Rossi doesn’t need the pressure of [either having to rescue the Wild from a slump/having to carry the Wild in a playoff chase]. The Wild are 9-0-2 over their last 11 games. A shot by Stephane Veilleux was more likely to become a goal (7.9%) than the Wild are to miss the playoffs (7.0%).
You can’t shake up the team/locker room when they’re rolling. Do you watch the news? What’s a bigger shake-up than 40% of your offense going on the shelf for a month?
What if he doesn’t become Kaprizov?” No one on earth will be expecting him to be as good as Kaprizov. There’s just one of that guy. The question can’t be Is he going to be able to replace Kaprizov? It should be, Is he a better alternative than someone like Steel? He is.
What about his confidence? It’s great that Rossi’s been able to rebuild his confidence in Iowa. It really is. But how great is it for his confidence to be passed over at the trade deadline for okay-but-not-great veterans like Marcus Johansson and Oskar Sundqvist? How great is it for his confidence to be doing well, but still waiting for a call-up when Minnesota needs someone like him the most? What does it do for his confidence for the team to consistently say, We don’t trust you yet, kid?

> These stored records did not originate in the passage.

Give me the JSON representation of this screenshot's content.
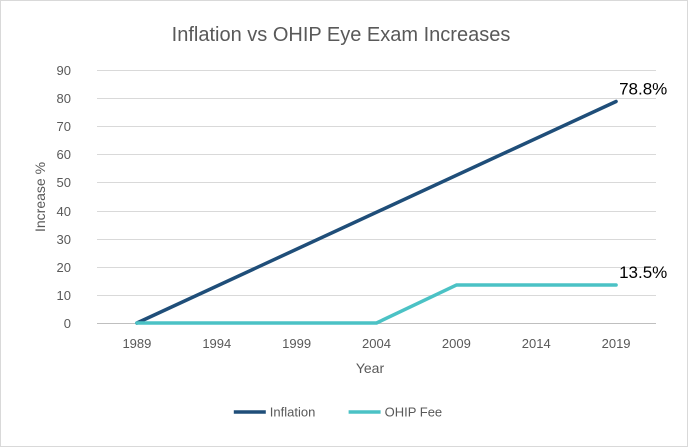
{
  "chart_data": {
    "type": "line",
    "title": "Inflation vs OHIP Eye Exam Increases",
    "xlabel": "Year",
    "ylabel": "Increase %",
    "categories": [
      "1989",
      "1994",
      "1999",
      "2004",
      "2009",
      "2014",
      "2019"
    ],
    "ylim": [
      0,
      90
    ],
    "yticks": [
      0,
      10,
      20,
      30,
      40,
      50,
      60,
      70,
      80,
      90
    ],
    "grid": true,
    "legend_position": "bottom",
    "series": [
      {
        "name": "Inflation",
        "color": "#1f4e79",
        "x": [
          "1989",
          "2019"
        ],
        "values": [
          0,
          78.8
        ],
        "end_label": "78.8%"
      },
      {
        "name": "OHIP Fee",
        "color": "#4bc2c5",
        "x": [
          "1989",
          "2004",
          "2009",
          "2019"
        ],
        "values": [
          0,
          0,
          13.5,
          13.5
        ],
        "end_label": "13.5%"
      }
    ]
  }
}
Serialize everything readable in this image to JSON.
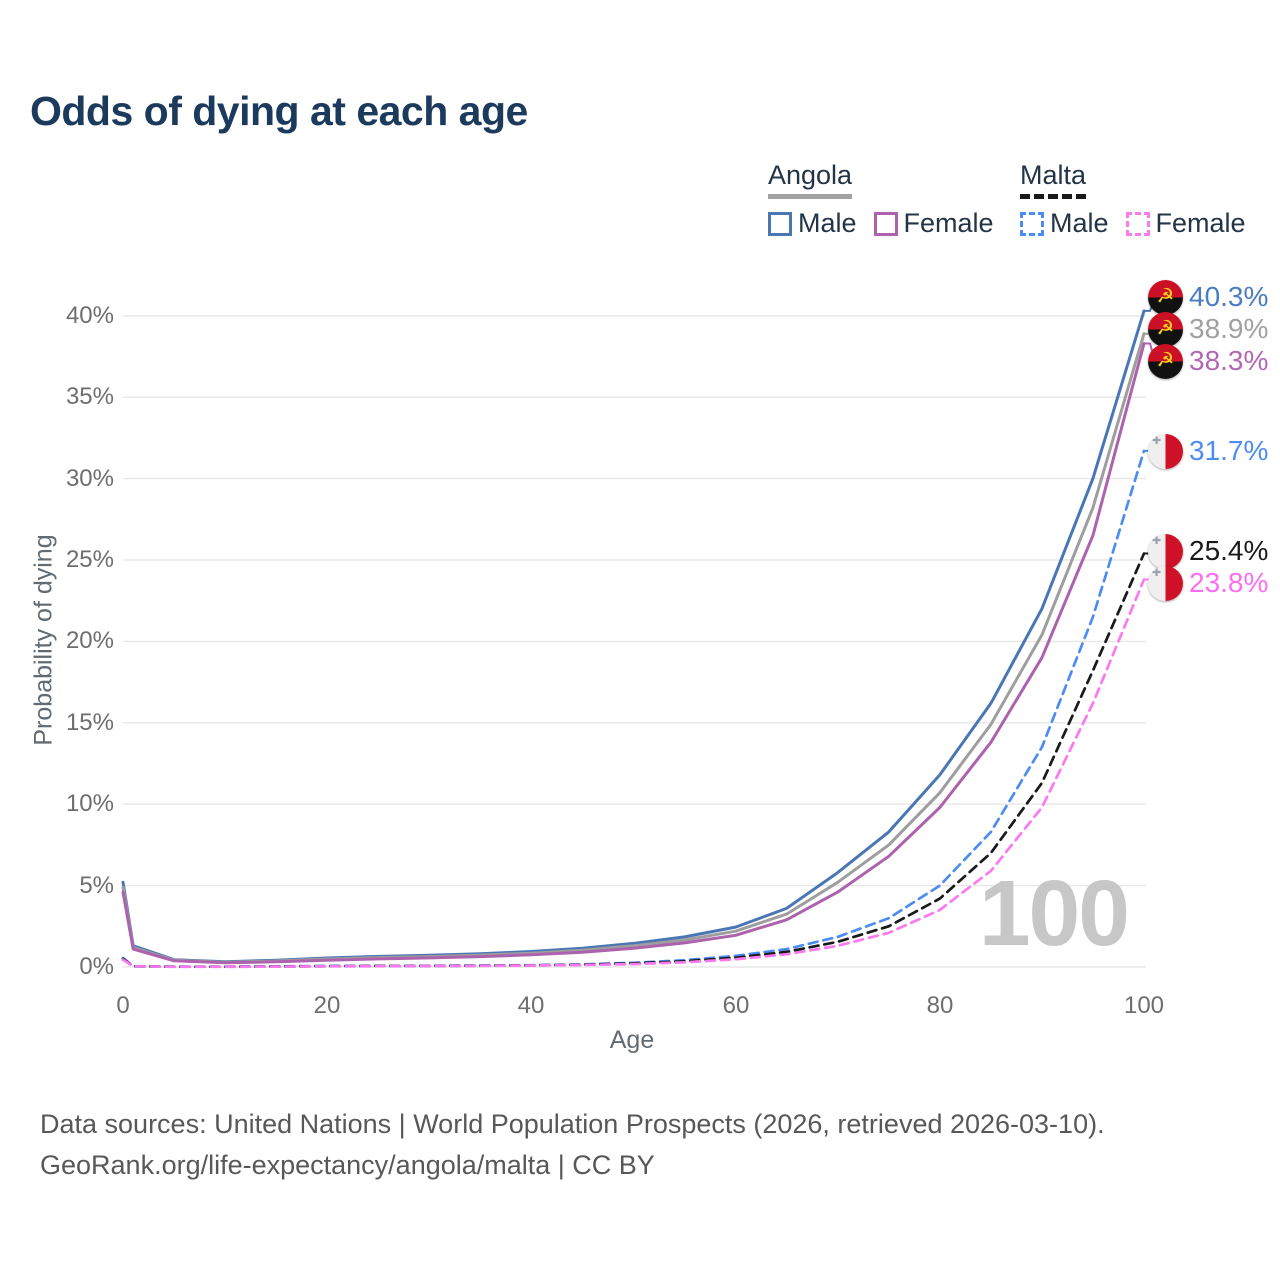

Even if their plan was to keep Rossi in Iowa through the year, plans need to be fluid to meet today’s demands. Today, the Wild need a player who can at least theoretically break some games for them. The Wild need someone like Rossi.
The time is now to test him. If he passes? Great. The Wild have another option at their disposal heading into the playoffs. For a team that’s 31st in scoring, they need that. If he doesn’t quite play to that level? Great. You got a no-risk progress report of a top prospect, and maybe even a list of things to build on in the offseason as he prepares for full-time duty.